Ed McIntyre, a legal ethicist and a former member of the California State Bar Committee on Professional Responsibility and Conduct, agreed.
“A law firm is in the business of the practice of law and it should not be using its law firm name and license and whatever status being a law firm gives you to be lending money,” McIntrye said.
“You’ve got a pattern that I think would get somebody’s attention,” he said, “whether it’s a prosecutor, investigator or somebody at the state Bar who may want to know — ‘Why is this quasi-public interest law firm lending out all this money?’”
“There may be a legitimate reason for it,” McIntyre said, “but what’s it all about?”
The West End Executives Association
One connection inewsource found between Briggs and several borrowers was a business group called the West End Executives Association, a nonprofit “dedicated to increasing our business success by providing referrals” to members. Its website says the association is part of a network of 90 sister organizations operating in major cities in 18 countries, and they typically meet for breakfast at a Holiday Inn in Ontario.

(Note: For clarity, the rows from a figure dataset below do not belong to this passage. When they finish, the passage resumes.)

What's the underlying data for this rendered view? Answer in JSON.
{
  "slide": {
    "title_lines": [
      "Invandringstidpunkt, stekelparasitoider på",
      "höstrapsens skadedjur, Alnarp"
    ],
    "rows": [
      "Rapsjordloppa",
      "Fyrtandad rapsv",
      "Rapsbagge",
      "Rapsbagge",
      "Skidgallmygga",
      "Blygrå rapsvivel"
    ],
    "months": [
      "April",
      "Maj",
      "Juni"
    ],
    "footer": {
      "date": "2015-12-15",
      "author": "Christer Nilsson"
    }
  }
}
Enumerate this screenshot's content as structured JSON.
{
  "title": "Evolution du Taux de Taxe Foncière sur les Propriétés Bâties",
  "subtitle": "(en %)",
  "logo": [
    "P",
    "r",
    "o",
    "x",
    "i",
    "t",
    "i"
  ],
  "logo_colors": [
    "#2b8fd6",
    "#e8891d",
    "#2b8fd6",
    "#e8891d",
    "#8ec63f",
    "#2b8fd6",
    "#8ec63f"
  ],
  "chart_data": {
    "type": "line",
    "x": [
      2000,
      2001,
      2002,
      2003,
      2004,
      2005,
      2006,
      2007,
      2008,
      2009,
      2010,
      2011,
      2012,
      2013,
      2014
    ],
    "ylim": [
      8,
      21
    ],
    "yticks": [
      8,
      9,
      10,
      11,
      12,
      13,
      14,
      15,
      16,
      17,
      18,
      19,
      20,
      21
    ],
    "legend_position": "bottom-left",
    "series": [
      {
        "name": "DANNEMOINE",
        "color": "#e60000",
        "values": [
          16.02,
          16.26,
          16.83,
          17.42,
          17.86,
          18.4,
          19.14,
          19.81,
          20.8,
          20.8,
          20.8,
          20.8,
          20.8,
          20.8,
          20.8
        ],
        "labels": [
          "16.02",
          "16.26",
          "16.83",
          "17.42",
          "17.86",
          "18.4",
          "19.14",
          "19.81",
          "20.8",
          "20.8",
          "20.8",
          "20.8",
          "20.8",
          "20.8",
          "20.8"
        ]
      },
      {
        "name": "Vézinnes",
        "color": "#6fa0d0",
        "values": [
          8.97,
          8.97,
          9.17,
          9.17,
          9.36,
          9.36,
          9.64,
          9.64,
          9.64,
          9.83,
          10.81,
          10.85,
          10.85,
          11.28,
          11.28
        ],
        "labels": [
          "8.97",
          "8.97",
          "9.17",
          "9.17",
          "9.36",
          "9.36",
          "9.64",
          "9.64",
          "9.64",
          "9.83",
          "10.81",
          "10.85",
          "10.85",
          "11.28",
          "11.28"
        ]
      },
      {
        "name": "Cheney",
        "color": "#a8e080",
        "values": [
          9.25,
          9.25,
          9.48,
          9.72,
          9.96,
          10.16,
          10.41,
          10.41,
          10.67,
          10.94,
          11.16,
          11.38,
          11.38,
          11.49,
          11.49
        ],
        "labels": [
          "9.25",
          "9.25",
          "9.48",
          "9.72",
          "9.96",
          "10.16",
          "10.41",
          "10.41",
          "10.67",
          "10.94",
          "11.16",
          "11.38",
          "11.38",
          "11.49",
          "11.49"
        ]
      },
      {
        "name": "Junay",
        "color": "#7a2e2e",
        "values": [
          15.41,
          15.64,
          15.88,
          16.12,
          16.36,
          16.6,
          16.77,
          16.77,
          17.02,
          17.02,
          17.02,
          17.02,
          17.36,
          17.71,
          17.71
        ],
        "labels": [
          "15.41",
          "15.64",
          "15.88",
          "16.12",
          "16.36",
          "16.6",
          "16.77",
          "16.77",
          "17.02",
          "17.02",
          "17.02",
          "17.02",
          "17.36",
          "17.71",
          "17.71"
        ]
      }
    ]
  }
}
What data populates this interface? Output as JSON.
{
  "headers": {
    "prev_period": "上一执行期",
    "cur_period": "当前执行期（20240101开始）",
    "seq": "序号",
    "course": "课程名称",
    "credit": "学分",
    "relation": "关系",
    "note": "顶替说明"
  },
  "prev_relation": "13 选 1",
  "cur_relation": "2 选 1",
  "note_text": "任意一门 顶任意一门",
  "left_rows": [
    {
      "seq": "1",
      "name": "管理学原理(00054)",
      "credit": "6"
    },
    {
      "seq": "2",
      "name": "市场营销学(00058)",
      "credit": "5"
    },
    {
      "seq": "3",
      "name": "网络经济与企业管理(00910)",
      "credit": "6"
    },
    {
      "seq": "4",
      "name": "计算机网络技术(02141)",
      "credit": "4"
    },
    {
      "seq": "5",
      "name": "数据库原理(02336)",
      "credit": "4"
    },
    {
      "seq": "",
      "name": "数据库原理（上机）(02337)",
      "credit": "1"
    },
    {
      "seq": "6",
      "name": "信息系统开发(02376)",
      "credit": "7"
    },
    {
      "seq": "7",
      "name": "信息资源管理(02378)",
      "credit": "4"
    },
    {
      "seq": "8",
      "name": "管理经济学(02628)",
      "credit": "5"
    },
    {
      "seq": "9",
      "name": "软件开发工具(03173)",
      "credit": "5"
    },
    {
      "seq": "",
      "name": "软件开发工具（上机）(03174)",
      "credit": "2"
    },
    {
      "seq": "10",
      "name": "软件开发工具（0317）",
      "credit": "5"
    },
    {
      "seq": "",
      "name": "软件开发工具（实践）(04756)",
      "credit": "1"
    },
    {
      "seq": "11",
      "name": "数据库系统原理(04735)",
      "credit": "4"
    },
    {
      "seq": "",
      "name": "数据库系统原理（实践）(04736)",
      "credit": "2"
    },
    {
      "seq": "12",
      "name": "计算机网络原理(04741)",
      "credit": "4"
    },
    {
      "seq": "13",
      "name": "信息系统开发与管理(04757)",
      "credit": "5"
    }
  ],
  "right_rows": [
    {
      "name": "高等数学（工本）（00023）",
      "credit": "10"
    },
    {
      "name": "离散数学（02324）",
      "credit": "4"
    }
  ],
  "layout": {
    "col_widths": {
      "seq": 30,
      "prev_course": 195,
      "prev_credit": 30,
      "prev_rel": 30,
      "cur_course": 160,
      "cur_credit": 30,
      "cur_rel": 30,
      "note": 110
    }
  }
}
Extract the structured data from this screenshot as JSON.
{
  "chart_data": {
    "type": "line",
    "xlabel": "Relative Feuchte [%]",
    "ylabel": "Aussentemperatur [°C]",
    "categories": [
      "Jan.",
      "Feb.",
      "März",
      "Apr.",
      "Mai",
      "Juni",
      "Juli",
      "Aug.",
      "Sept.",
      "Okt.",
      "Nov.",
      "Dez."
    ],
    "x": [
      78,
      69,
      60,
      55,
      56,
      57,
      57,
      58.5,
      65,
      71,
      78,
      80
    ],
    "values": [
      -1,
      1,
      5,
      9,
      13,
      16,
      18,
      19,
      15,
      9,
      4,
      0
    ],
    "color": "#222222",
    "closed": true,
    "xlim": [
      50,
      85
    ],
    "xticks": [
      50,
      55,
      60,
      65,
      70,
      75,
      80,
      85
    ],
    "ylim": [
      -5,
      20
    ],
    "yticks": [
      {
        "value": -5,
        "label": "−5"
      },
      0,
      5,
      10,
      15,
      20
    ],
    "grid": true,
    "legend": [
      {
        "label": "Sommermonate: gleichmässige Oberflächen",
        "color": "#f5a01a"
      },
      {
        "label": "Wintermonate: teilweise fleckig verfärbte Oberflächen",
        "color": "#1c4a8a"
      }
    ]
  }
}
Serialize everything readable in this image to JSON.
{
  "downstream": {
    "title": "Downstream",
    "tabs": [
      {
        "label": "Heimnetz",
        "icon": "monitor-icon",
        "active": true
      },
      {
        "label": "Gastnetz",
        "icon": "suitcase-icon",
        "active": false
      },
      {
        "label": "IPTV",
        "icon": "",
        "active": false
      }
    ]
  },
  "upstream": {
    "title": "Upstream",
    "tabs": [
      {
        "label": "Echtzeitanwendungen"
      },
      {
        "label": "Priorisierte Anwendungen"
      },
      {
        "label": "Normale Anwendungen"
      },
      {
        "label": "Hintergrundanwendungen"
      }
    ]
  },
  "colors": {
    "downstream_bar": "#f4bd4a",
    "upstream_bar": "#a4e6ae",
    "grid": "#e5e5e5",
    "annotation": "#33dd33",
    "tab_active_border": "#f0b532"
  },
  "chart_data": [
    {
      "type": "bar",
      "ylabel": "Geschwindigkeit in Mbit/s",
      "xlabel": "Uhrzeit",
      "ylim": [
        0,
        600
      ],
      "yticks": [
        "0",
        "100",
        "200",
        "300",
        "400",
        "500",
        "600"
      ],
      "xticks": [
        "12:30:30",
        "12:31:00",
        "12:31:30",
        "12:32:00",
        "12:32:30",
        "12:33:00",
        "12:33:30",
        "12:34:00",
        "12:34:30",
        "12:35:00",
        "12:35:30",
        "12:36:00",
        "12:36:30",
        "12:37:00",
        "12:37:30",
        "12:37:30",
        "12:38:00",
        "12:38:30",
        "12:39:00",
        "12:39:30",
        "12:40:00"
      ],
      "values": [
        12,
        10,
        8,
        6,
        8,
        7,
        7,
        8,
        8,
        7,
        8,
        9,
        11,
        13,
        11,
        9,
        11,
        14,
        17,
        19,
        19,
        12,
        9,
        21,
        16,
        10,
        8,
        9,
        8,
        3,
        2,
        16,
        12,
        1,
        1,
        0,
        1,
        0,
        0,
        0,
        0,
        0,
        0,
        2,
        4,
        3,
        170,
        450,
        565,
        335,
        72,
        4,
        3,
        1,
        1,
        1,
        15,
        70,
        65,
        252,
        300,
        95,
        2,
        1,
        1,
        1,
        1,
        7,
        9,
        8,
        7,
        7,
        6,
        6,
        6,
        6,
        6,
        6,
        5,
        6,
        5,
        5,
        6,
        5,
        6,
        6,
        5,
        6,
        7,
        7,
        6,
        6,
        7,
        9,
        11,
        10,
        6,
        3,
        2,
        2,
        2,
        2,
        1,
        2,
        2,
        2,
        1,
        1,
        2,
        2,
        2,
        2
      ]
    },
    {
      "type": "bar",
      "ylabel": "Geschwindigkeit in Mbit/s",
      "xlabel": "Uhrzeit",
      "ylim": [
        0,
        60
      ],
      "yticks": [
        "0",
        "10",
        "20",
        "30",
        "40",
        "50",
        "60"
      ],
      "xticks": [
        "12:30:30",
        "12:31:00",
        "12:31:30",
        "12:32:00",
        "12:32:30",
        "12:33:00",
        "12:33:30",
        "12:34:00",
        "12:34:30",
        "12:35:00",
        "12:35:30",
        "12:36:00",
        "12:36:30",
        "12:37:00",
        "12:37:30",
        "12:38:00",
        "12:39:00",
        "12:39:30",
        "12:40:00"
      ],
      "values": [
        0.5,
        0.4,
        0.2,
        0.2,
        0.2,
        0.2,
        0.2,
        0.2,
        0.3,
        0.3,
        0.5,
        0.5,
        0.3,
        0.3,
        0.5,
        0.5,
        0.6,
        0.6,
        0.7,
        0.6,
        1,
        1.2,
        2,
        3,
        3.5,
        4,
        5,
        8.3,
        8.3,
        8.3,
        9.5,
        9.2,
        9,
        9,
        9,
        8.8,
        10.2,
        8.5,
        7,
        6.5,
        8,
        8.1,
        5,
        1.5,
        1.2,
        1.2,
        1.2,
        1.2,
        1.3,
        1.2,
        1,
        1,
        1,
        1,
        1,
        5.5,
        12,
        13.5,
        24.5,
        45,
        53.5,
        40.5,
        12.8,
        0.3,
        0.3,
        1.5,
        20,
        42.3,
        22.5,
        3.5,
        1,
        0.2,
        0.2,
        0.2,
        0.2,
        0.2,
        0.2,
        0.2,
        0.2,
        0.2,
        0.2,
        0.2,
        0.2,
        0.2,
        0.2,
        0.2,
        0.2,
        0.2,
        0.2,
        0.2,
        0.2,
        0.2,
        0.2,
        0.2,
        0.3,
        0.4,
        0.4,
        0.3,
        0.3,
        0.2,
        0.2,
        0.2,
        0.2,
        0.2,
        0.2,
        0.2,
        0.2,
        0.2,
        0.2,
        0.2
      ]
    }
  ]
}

One current executive board member and two past presidents of the association, including James “Butch” Wolfinbarger, appear on deeds of trust connected to Briggs Law Corp.
Briggs has been a member since 2002, according to the group’s Facebook page. He was president for six months in 2005, according to the website.
A Jan. 14 post on the group’s Facebook page, accompanied by a photo of Briggs at a podium, states, “Briggs Law Corporation specializes in business law for small, family-owned businesses. Services include formation of corporations and LLCs, negotiation of commercial contracts, asset protection strategies, estate planning and trust administration … Many members have attested to the services received by Cory and his firm, who are always available to give advice, and solve problems when needed.”
One last puzzle
Briggs’ home in San Diego also baffled experts.
He purchased it for $1.49 million in 2010 without recording a deed of trust for the property at the San Diego County assessor’s office, said Sharon Ferguson, the office’s assistant division chief.
A little more than two years later, he sold it to TYL Enterprises, a corporation formed in Nevada, for $725,000. According to the Nevada secretary of state’s website, Briggs serves as TYL’s president, secretary, treasurer and director, and represented the company in court over a breach of contract dispute in 2010.
No experts interviewed could suggest a logical explanation for taking such a loss on the home.
inewsource repeatedly asked Black if there was any sensible explanation for its findings.
“No,” he said. “And if there is, these folks could provide it.”
Overall, Black said, “the deals make no sense as economic matters, and it’s not even close.”
“It’s not a matter of judgment. It’s just: no, no no,” he said.